Mark Clapsadl, fisheries biologist and manager of the Great Lakes Center Field Station, is bracing himself for a very busy summer.
Clapsadl, with the aid of Kathleen Hastings, research technician, provides critical support to research conducted by the center’s scientists.
During the 2011 season, Clapsadl and Hastings will provide logistical support to a number of Lake Erie research projects. The Lake Erie Nearshore and Offshore Nutrient Study (LENONS), headed by Christopher Pennuto, research scientist with the center and professor of biology at Buffalo State, will continue Pennuto’s research into excessive nutrients, such as phosphorous, in Lake Erie. This study will investigate how nutrients move throughout the lake.
“That project alone will require ten days of field work in June and another ten days at the end of the summer,” said Clapsadl, who serves as a researcher on many projects. Another project is a high-tech data collection project that involves deploying three buoys that will transmit real-time information every ten minutes.
Hastings also collects data for a long-term study underway by the Lake Erie Lower Trophic Work Group. “Every two weeks, we collect samples from three sites,” said Hastings. The project is a collaborative effort to systematically collect data about the water quality and organisms at the deeper levels of Lake Erie.
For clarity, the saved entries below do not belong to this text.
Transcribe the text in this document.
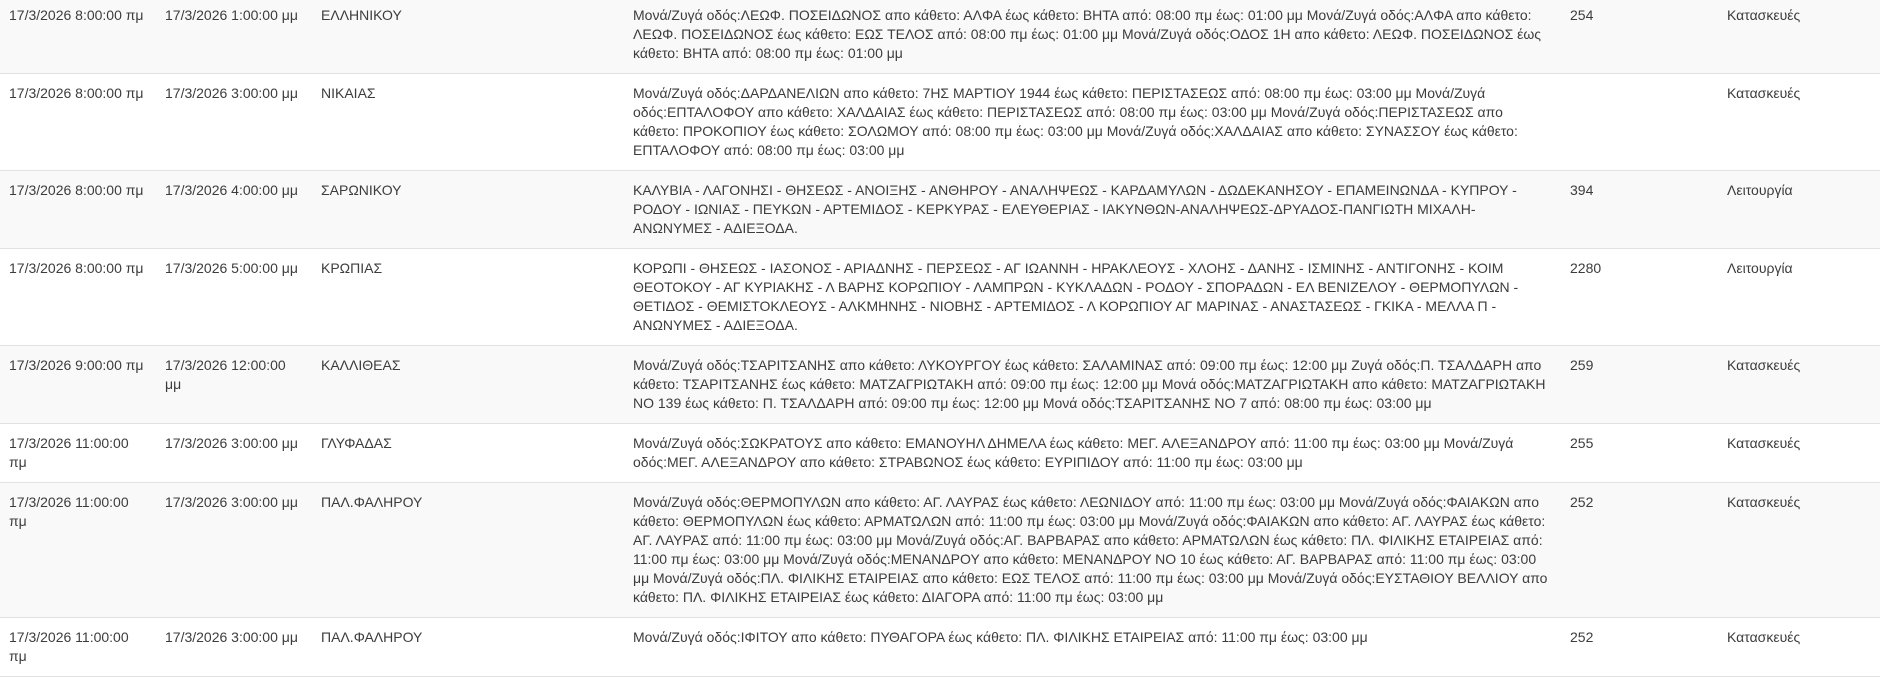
17/3/2026 8:00:00 πμ	17/3/2026 1:00:00 μμ	ΕΛΛΗΝΙΚΟΥ	Μονά/Ζυγά οδός:ΛΕΩΦ. ΠΟΣΕΙΔΩΝΟΣ απο κάθετο: ΑΛΦΑ έως κάθετο: ΒΗΤΑ από: 08:00 πμ έως: 01:00 μμ Μονά/Ζυγά οδός:ΑΛΦΑ απο κάθετο: ΛΕΩΦ. ΠΟΣΕΙΔΩΝΟΣ έως κάθετο: ΕΩΣ ΤΕΛΟΣ από: 08:00 πμ έως: 01:00 μμ Μονά/Ζυγά οδός:ΟΔΟΣ 1Η απο κάθετο: ΛΕΩΦ. ΠΟΣΕΙΔΩΝΟΣ έως κάθετο: ΒΗΤΑ από: 08:00 πμ έως: 01:00 μμ	254	Κατασκευές
17/3/2026 8:00:00 πμ	17/3/2026 3:00:00 μμ	ΝΙΚΑΙΑΣ	Μονά/Ζυγά οδός:ΔΑΡΔΑΝΕΛΙΩΝ απο κάθετο: 7ΗΣ ΜΑΡΤΙΟΥ 1944 έως κάθετο: ΠΕΡΙΣΤΑΣΕΩΣ από: 08:00 πμ έως: 03:00 μμ Μονά/Ζυγά οδός:ΕΠΤΑΛΟΦΟΥ απο κάθετο: ΧΑΛΔΑΙΑΣ έως κάθετο: ΠΕΡΙΣΤΑΣΕΩΣ από: 08:00 πμ έως: 03:00 μμ Μονά/Ζυγά οδός:ΠΕΡΙΣΤΑΣΕΩΣ απο κάθετο: ΠΡΟΚΟΠΙΟΥ έως κάθετο: ΣΟΛΩΜΟΥ από: 08:00 πμ έως: 03:00 μμ Μονά/Ζυγά οδός:ΧΑΛΔΑΙΑΣ απο κάθετο: ΣΥΝΑΣΣΟΥ έως κάθετο: ΕΠΤΑΛΟΦΟΥ από: 08:00 πμ έως: 03:00 μμ		Κατασκευές
17/3/2026 8:00:00 πμ	17/3/2026 4:00:00 μμ	ΣΑΡΩΝΙΚΟΥ	ΚΑΛΥΒΙΑ - ΛΑΓΟΝΗΣΙ - ΘΗΣΕΩΣ - ΑΝΟΙΞΗΣ - ΑΝΘΗΡΟΥ - ΑΝΑΛΗΨΕΩΣ - ΚΑΡΔΑΜΥΛΩΝ - ΔΩΔΕΚΑΝΗΣΟΥ - ΕΠΑΜΕΙΝΩΝΔΑ - ΚΥΠΡΟΥ - ΡΟΔΟΥ - ΙΩΝΙΑΣ - ΠΕΥΚΩΝ - ΑΡΤΕΜΙΔΟΣ - ΚΕΡΚΥΡΑΣ - ΕΛΕΥΘΕΡΙΑΣ - ΙΑΚΥΝΘΩΝ-ΑΝΑΛΗΨΕΩΣ-ΔΡΥΑΔΟΣ-ΠΑΝΓΙΩΤΗ ΜΙΧΑΛΗ-ΑΝΩΝΥΜΕΣ - ΑΔΙΕΞΟΔΑ.	394	Λειτουργία
17/3/2026 8:00:00 πμ	17/3/2026 5:00:00 μμ	ΚΡΩΠΙΑΣ	ΚΟΡΩΠΙ - ΘΗΣΕΩΣ - ΙΑΣΟΝΟΣ - ΑΡΙΑΔΝΗΣ - ΠΕΡΣΕΩΣ - ΑΓ ΙΩΑΝΝΗ - ΗΡΑΚΛΕΟΥΣ - ΧΛΟΗΣ - ΔΑΝΗΣ - ΙΣΜΙΝΗΣ - ΑΝΤΙΓΟΝΗΣ - ΚΟΙΜ ΘΕΟΤΟΚΟΥ - ΑΓ ΚΥΡΙΑΚΗΣ - Λ ΒΑΡΗΣ ΚΟΡΩΠΙΟΥ - ΛΑΜΠΡΩΝ - ΚΥΚΛΑΔΩΝ - ΡΟΔΟΥ - ΣΠΟΡΑΔΩΝ - ΕΛ ΒΕΝΙΖΕΛΟΥ - ΘΕΡΜΟΠΥΛΩΝ - ΘΕΤΙΔΟΣ - ΘΕΜΙΣΤΟΚΛΕΟΥΣ - ΑΛΚΜΗΝΗΣ - ΝΙΟΒΗΣ - ΑΡΤΕΜΙΔΟΣ - Λ ΚΟΡΩΠΙΟΥ ΑΓ ΜΑΡΙΝΑΣ - ΑΝΑΣΤΑΣΕΩΣ - ΓΚΙΚΑ - ΜΕΛΛΑ Π - ΑΝΩΝΥΜΕΣ - ΑΔΙΕΞΟΔΑ.	2280	Λειτουργία
17/3/2026 9:00:00 πμ	17/3/2026 12:00:00 μμ	ΚΑΛΛΙΘΕΑΣ	Μονά/Ζυγά οδός:ΤΣΑΡΙΤΣΑΝΗΣ απο κάθετο: ΛΥΚΟΥΡΓΟΥ έως κάθετο: ΣΑΛΑΜΙΝΑΣ από: 09:00 πμ έως: 12:00 μμ Ζυγά οδός:Π. ΤΣΑΛΔΑΡΗ απο κάθετο: ΤΣΑΡΙΤΣΑΝΗΣ έως κάθετο: ΜΑΤΖΑΓΡΙΩΤΑΚΗ από: 09:00 πμ έως: 12:00 μμ Μονά οδός:ΜΑΤΖΑΓΡΙΩΤΑΚΗ απο κάθετο: ΜΑΤΖΑΓΡΙΩΤΑΚΗ ΝΟ 139 έως κάθετο: Π. ΤΣΑΛΔΑΡΗ από: 09:00 πμ έως: 12:00 μμ Μονά οδός:ΤΣΑΡΙΤΣΑΝΗΣ ΝΟ 7 από: 08:00 πμ έως: 03:00 μμ	259	Κατασκευές
17/3/2026 11:00:00 πμ	17/3/2026 3:00:00 μμ	ΓΛΥΦΑΔΑΣ	Μονά/Ζυγά οδός:ΣΩΚΡΑΤΟΥΣ απο κάθετο: ΕΜΑΝΟΥΗΛ ΔΗΜΕΛΑ έως κάθετο: ΜΕΓ. ΑΛΕΞΑΝΔΡΟΥ από: 11:00 πμ έως: 03:00 μμ Μονά/Ζυγά οδός:ΜΕΓ. ΑΛΕΞΑΝΔΡΟΥ απο κάθετο: ΣΤΡΑΒΩΝΟΣ έως κάθετο: ΕΥΡΙΠΙΔΟΥ από: 11:00 πμ έως: 03:00 μμ	255	Κατασκευές
17/3/2026 11:00:00 πμ	17/3/2026 3:00:00 μμ	ΠΑΛ.ΦΑΛΗΡΟΥ	Μονά/Ζυγά οδός:ΘΕΡΜΟΠΥΛΩΝ απο κάθετο: ΑΓ. ΛΑΥΡΑΣ έως κάθετο: ΛΕΩΝΙΔΟΥ από: 11:00 πμ έως: 03:00 μμ Μονά/Ζυγά οδός:ΦΑΙΑΚΩΝ απο κάθετο: ΘΕΡΜΟΠΥΛΩΝ έως κάθετο: ΑΡΜΑΤΩΛΩΝ από: 11:00 πμ έως: 03:00 μμ Μονά/Ζυγά οδός:ΦΑΙΑΚΩΝ απο κάθετο: ΑΓ. ΛΑΥΡΑΣ έως κάθετο: ΑΓ. ΛΑΥΡΑΣ από: 11:00 πμ έως: 03:00 μμ Μονά/Ζυγά οδός:ΑΓ. ΒΑΡΒΑΡΑΣ απο κάθετο: ΑΡΜΑΤΩΛΩΝ έως κάθετο: ΠΛ. ΦΙΛΙΚΗΣ ΕΤΑΙΡΕΙΑΣ από: 11:00 πμ έως: 03:00 μμ Μονά/Ζυγά οδός:ΜΕΝΑΝΔΡΟΥ απο κάθετο: ΜΕΝΑΝΔΡΟΥ ΝΟ 10 έως κάθετο: ΑΓ. ΒΑΡΒΑΡΑΣ από: 11:00 πμ έως: 03:00 μμ Μονά/Ζυγά οδός:ΠΛ. ΦΙΛΙΚΗΣ ΕΤΑΙΡΕΙΑΣ απο κάθετο: ΕΩΣ ΤΕΛΟΣ από: 11:00 πμ έως: 03:00 μμ Μονά/Ζυγά οδός:ΕΥΣΤΑΘΙΟΥ ΒΕΛΛΙΟΥ απο κάθετο: ΠΛ. ΦΙΛΙΚΗΣ ΕΤΑΙΡΕΙΑΣ έως κάθετο: ΔΙΑΓΟΡΑ από: 11:00 πμ έως: 03:00 μμ	252	Κατασκευές
17/3/2026 11:00:00 πμ	17/3/2026 3:00:00 μμ	ΠΑΛ.ΦΑΛΗΡΟΥ	Μονά/Ζυγά οδός:ΙΦΙΤΟΥ απο κάθετο: ΠΥΘΑΓΟΡΑ έως κάθετο: ΠΛ. ΦΙΛΙΚΗΣ ΕΤΑΙΡΕΙΑΣ από: 11:00 πμ έως: 03:00 μμ	252	Κατασκευές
“The organisms there form the basis of the food web that depends on Lake Erie,” explained Clapsadl.
The field station’s fleet is made up of 15 vessels, counting two canoes, which are useful for stream research. The John Jay Freidhoff, commissioned in 2009, is powerful enough to handle most conditions likely to be encountered on Lake Erie. Because it has a cabin, it is the vessel of choice when scientists are using equipment that needs to be sheltered from waves and weather. The Seiche, another large vessel, was designed to lower and lift heavy equipment. “It’s especially useful for research projects in the Buffalo River,” said Clapsadl.
This year, a 28-foot Privateer will be added to the fleet. “It has a large, open deck that will be ideal for research requiring a lot of space,” said Clapsadl. Several johnboats and Boston Whalers meet a variety of needs for studies conducted near the lakeshore.
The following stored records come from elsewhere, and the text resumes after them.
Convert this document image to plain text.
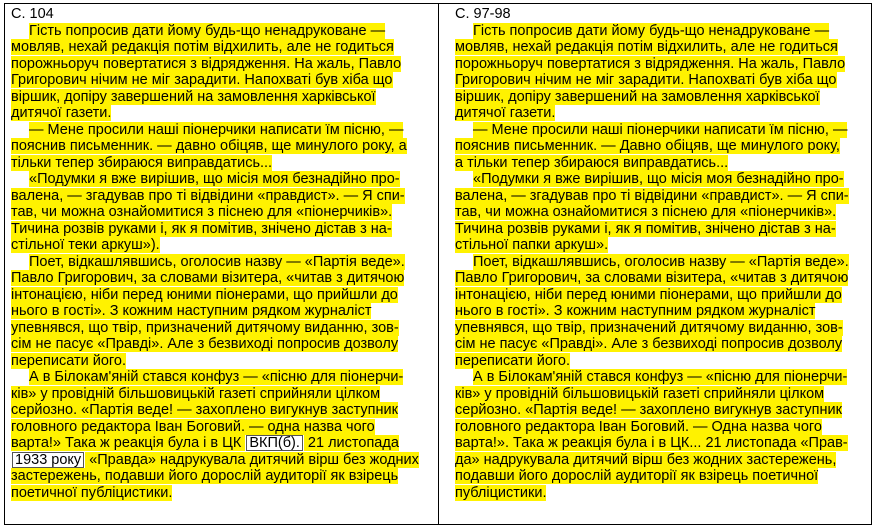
С. 104
Гість попросив дати йому будь-що ненадруковане —
мовляв, нехай редакція потім відхилить, але не годиться
порожньоруч повертатися з відрядження. На жаль, Павло
Григорович нічим не міг зарадити. Напохваті був хіба що
віршик, допіру завершений на замовлення харківської
дитячої газети.
— Мене просили наші піонерчики написати їм пісню, —
пояснив письменник. — давно обіцяв, ще минулого року, а
тільки тепер збираюся виправдатись...
«Подумки я вже вирішив, що місія моя безнадійно про-
валена, — згадував про ті відвідини «правдист». — Я спи-
тав, чи можна ознайомитися з піснею для «піонерчиків».
Тичина розвів руками і, як я помітив, знічено дістав з на-
стільної теки аркуш»).
Поет, відкашлявшись, оголосив назву — «Партія веде».
Павло Григорович, за словами візитера, «читав з дитячою
інтонацією, ніби перед юними піонерами, що прийшли до
нього в гості». З кожним наступним рядком журналіст
упевнявся, що твір, призначений дитячому виданню, зов-
сім не пасує «Правді». Але з безвиході попросив дозволу
переписати його.
А в Білокам'яній стався конфуз — «пісню для піонерчи-
ків» у провідній більшовицькій газеті сприйняли цілком
серйозно. «Партія веде! — захоплено вигукнув заступник
головного редактора Іван Боговий. — одна назва чого
варта!» Така ж реакція була і в ЦК ВКП(б). 21 листопада
1933 року «Правда» надрукувала дитячий вірш без жодних
застережень, подавши його дорослій аудиторії як взірець
поетичної публіцистики.
С. 97-98
Гість попросив дати йому будь-що ненадруковане —
мовляв, нехай редакція потім відхилить, але не годиться
порожньоруч повертатися з відрядження. На жаль, Павло
Григорович нічим не міг зарадити. Напохваті був хіба що
віршик, допіру завершений на замовлення харківської
дитячої газети.
— Мене просили наші піонерчики написати їм пісню, —
пояснив письменник. — Давно обіцяв, ще минулого року,
а тільки тепер збираюся виправдатись...
«Подумки я вже вирішив, що місія моя безнадійно про-
валена, — згадував про ті відвідини «правдист». — Я спи-
тав, чи можна ознайомитися з піснею для «піонерчиків».
Тичина розвів руками і, як я помітив, знічено дістав з на-
стільної папки аркуш».
Поет, відкашлявшись, оголосив назву — «Партія веде».
Павло Григорович, за словами візитера, «читав з дитячою
інтонацією, ніби перед юними піонерами, що прийшли до
нього в гості». З кожним наступним рядком журналіст
упевнявся, що твір, призначений дитячому виданню, зов-
сім не пасує «Правді». Але з безвиході попросив дозволу
переписати його.
А в Білокам'яній стався конфуз — «пісню для піонерчи-
ків» у провідній більшовицькій газеті сприйняли цілком
серйозно. «Партія веде! — захоплено вигукнув заступник
головного редактора Іван Боговий. — Одна назва чого
варта!». Така ж реакція була і в ЦК... 21 листопада «Прав-
да» надрукувала дитячий вірш без жодних застережень,
подавши його дорослій аудиторії як взірець поетичної
публіцистики.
Maintaining the fleet is not simply a matter of making sure the vessels are in working order. “We have to make sure everything is properly licensed,” said Clapsadl, “and we have to ensure that the right vessel is available when it’s needed.” That’s a special challenge because bad weather can wreak havoc on the most carefully planned schedule.
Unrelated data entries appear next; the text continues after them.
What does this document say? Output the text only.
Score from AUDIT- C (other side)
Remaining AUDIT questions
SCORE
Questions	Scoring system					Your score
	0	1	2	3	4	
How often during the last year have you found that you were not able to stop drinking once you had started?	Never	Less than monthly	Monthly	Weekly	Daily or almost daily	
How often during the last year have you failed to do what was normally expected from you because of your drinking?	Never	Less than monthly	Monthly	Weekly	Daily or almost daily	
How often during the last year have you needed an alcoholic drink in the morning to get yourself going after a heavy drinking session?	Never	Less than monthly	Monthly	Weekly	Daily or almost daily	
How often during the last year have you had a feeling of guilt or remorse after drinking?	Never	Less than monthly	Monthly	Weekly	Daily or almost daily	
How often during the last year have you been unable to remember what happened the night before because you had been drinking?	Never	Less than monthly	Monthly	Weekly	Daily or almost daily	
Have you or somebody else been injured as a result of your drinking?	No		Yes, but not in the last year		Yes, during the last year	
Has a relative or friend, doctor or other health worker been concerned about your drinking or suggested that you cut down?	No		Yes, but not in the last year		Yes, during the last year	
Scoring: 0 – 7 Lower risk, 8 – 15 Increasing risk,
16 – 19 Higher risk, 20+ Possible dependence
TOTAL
The field station includes a microscopy lab and a fisheries lab. “We’re in the process of replacing the tanks in the fish lab,” said Clapsadl. “We’re establishing a collaboration with the SUNY College of Environmental Science and Forestry that will require this lab.”
As field station manager, Clapsadl is striving to provide the Great Lakes Center with vessels, equipment, and laboratories that are versatile, reliable, and available. “With almost $2 million in EPA funding alone,” he said, “we are conducting research and providing data that will help us protect Western New York’s greatest natural resource, Lake Erie.”